Following HaMoked petition: Palestinian minors in Israeli prisons can talk with their families over the telephone for ten minutes once every two weeks so long as the coronavirus emergency situation continues
On March 26, 2020, HaMoked – together with the Association for Civil Rights in Israel, the Public Committee Against Torture, Physicians for Human Rights, Al Mezan Center for Human Rights and Parents Against Child Detention – petitioned the High Court of Justice
to demand that inmates classified as security inmates, and particularly those among them who are minors, be allowed to maintain family contact with their families at this time via the telephone. This, following the complete ban on prison visits, imposed under the recent emergency regulations (the prevention of entry of visitors and lawyers to prisons and detention facilities), established due to the coronavirus pandemic. The petition stresses that the complete isolation of security prisoners in the various incarceration facilities gives rise to concerns that their rights might be violated without their being able to tell anyone or seek legal assistance in the matter.
HaMoked emphasized the special vulnerability, needs and rights of Palestinian minors classified as security inmates (some 200 boys aged 14-17 as of early March 2020). The petition clarified that incarceration in circumstances of uncertainty and isolation is especially traumatic for minors, making telephone contact between minors and their parents particularly vital.
In its April 1 response to the petition, the state announced its decision to allow “juvenile security prisoners and detainees who are not held in Damun prison [where a telephone-contact pilot test is being run] to have one telephone call with a first degree relative during the next two weeks…”. This, under the temporary order issued that day, regarding “supervised telephone conversations for minors during times of emergency”, which establishes that “a telephone call as stated will be allowed once every two weeks, to a first degree family member… the call will be held in the presence of a warden who speaks the prisoner’s language, via the speaker, and will last for up to ten minutes”. The state refused to allow telephone calls for adult inmates, stressing that these are allowed only in emergencies.
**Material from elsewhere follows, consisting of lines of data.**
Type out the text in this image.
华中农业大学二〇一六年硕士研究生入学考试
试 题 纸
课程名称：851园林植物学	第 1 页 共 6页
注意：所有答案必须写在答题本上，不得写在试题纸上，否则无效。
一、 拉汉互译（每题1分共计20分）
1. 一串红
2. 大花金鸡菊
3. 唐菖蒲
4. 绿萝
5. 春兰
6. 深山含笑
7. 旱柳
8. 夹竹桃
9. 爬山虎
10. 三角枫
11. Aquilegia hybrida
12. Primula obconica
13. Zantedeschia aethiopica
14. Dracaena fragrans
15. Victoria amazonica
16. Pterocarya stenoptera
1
At the end of the hearing, held on April 2, 2020, the court recorded in its decision the state’s clarifications, whereby, telephone conversations would be arranged for minors as a matter of regular procedure, without need for special requests. Additionally, it was clarified that only if exceptional concrete security reasons exist, would it be possible to deny a minor’s right to call their family. As to adult inmates, the justices stressed that insofar as the emergency situation continues, the IPS would have to cope with the required logistics in order to allow adults to maintain telephone contact with their families.
The petition was heard jointly with a related petition filed by Adalah, concerning the denial of security inmates’ right to counsel. A satisfactory arrangement has not yet been achieved on this matter, and so both petitions are still pending.